Online Multi-Armed Bandits with Adaptive Inference

During online decision making in Multi-Armed Bandits (MAB), one needs to conduct inference on the true mean reward of each arm based on data collected so far at each step. However, since the arms are adaptively selected--thereby yielding non-iid data--conducting inference accurately is not straightforward. In particular, sample averaging, which is used in the family of UCB and Thompson sampling (TS) algorithms, does not provide a good choice as it suffers from bias and a lack of good statistical properties (e.g. asymptotic normality). Our thesis in this paper is that more sophisticated inference schemes that take into account the adaptive nature of the sequentially collected data can unlock further performance gains, even though both UCB and TS type algorithms are optimal in the worst case. In particular, we propose a variant of TS-style algorithms--which we call doubly adaptive TS--that leverages recent advances in causal inference and adaptively reweights the terms of a doubly robust estimator on the true mean reward of each arm.
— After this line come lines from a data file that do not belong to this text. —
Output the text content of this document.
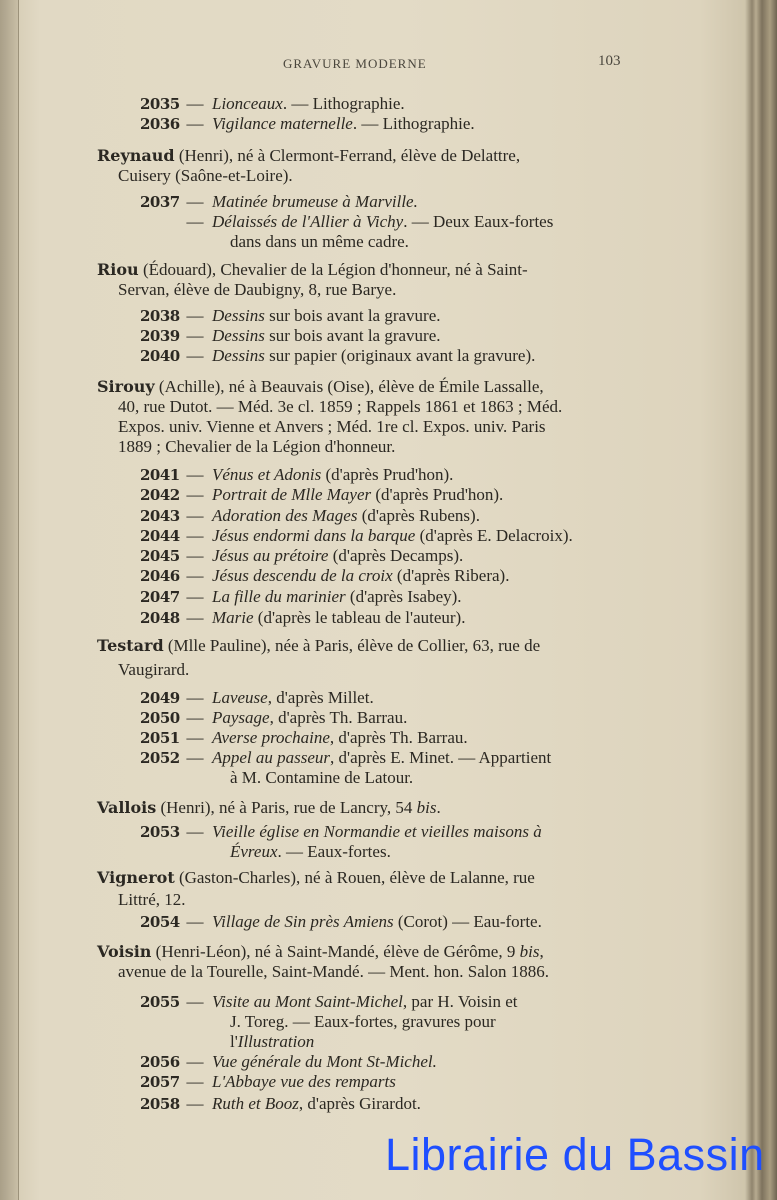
GRAVURE MODERNE	103
2035 — Lionceaux. — Lithographie.
2036 — Vigilance maternelle. — Lithographie.
Reynaud (Henri), né à Clermont-Ferrand, élève de Delattre,
Cuisery (Saône-et-Loire).
2037 — Matinée brumeuse à Marville.
— Délaissés de l'Allier à Vichy. — Deux Eaux-fortes
dans dans un même cadre.
Riou (Édouard), Chevalier de la Légion d'honneur, né à Saint-
Servan, élève de Daubigny, 8, rue Barye.
2038 — Dessins sur bois avant la gravure.
2039 — Dessins sur bois avant la gravure.
2040 — Dessins sur papier (originaux avant la gravure).
Sirouy (Achille), né à Beauvais (Oise), élève de Émile Lassalle,
40, rue Dutot. — Méd. 3e cl. 1859 ; Rappels 1861 et 1863 ; Méd.
Expos. univ. Vienne et Anvers ; Méd. 1re cl. Expos. univ. Paris
1889 ; Chevalier de la Légion d'honneur.
2041 — Vénus et Adonis (d'après Prud'hon).
2042 — Portrait de Mlle Mayer (d'après Prud'hon).
2043 — Adoration des Mages (d'après Rubens).
2044 — Jésus endormi dans la barque (d'après E. Delacroix).
2045 — Jésus au prétoire (d'après Decamps).
2046 — Jésus descendu de la croix (d'après Ribera).
2047 — La fille du marinier (d'après Isabey).
2048 — Marie (d'après le tableau de l'auteur).
Testard (Mlle Pauline), née à Paris, élève de Collier, 63, rue de
Vaugirard.
2049 — Laveuse, d'après Millet.
2050 — Paysage, d'après Th. Barrau.
2051 — Averse prochaine, d'après Th. Barrau.
2052 — Appel au passeur, d'après E. Minet. — Appartient
à M. Contamine de Latour.
Vallois (Henri), né à Paris, rue de Lancry, 54 bis.
2053 — Vieille église en Normandie et vieilles maisons à
Évreux. — Eaux-fortes.
Vignerot (Gaston-Charles), né à Rouen, élève de Lalanne, rue
Littré, 12.
2054 — Village de Sin près Amiens (Corot) — Eau-forte.
Voisin (Henri-Léon), né à Saint-Mandé, élève de Gérôme, 9 bis,
avenue de la Tourelle, Saint-Mandé. — Ment. hon. Salon 1886.
2055 — Visite au Mont Saint-Michel, par H. Voisin et
J. Toreg. — Eaux-fortes, gravures pour
l'Illustration
2056 — Vue générale du Mont St-Michel.
2057 — L'Abbaye vue des remparts
2058 — Ruth et Booz, d'après Girardot.
Librairie du Bassin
Through 20 synthetic domain experiments and a semi-synthetic experiment based on data from an A/B test of a web service, we demonstrate that using an adaptive inferential scheme (while still retaining the exploration efficacy of TS) provides clear benefits in online decision making: the proposed DATS algorithm has superior empirical performance to existing baselines (UCB and TS) in terms of regret and sample complexity in identifying the best arm. In addition, we also provide a finite-time regret bound of doubly adaptive TS that matches (up to log factors) those of UCB and TS algorithms, thereby establishing that its improved practical benefits do not come at the expense of worst-case suboptimality.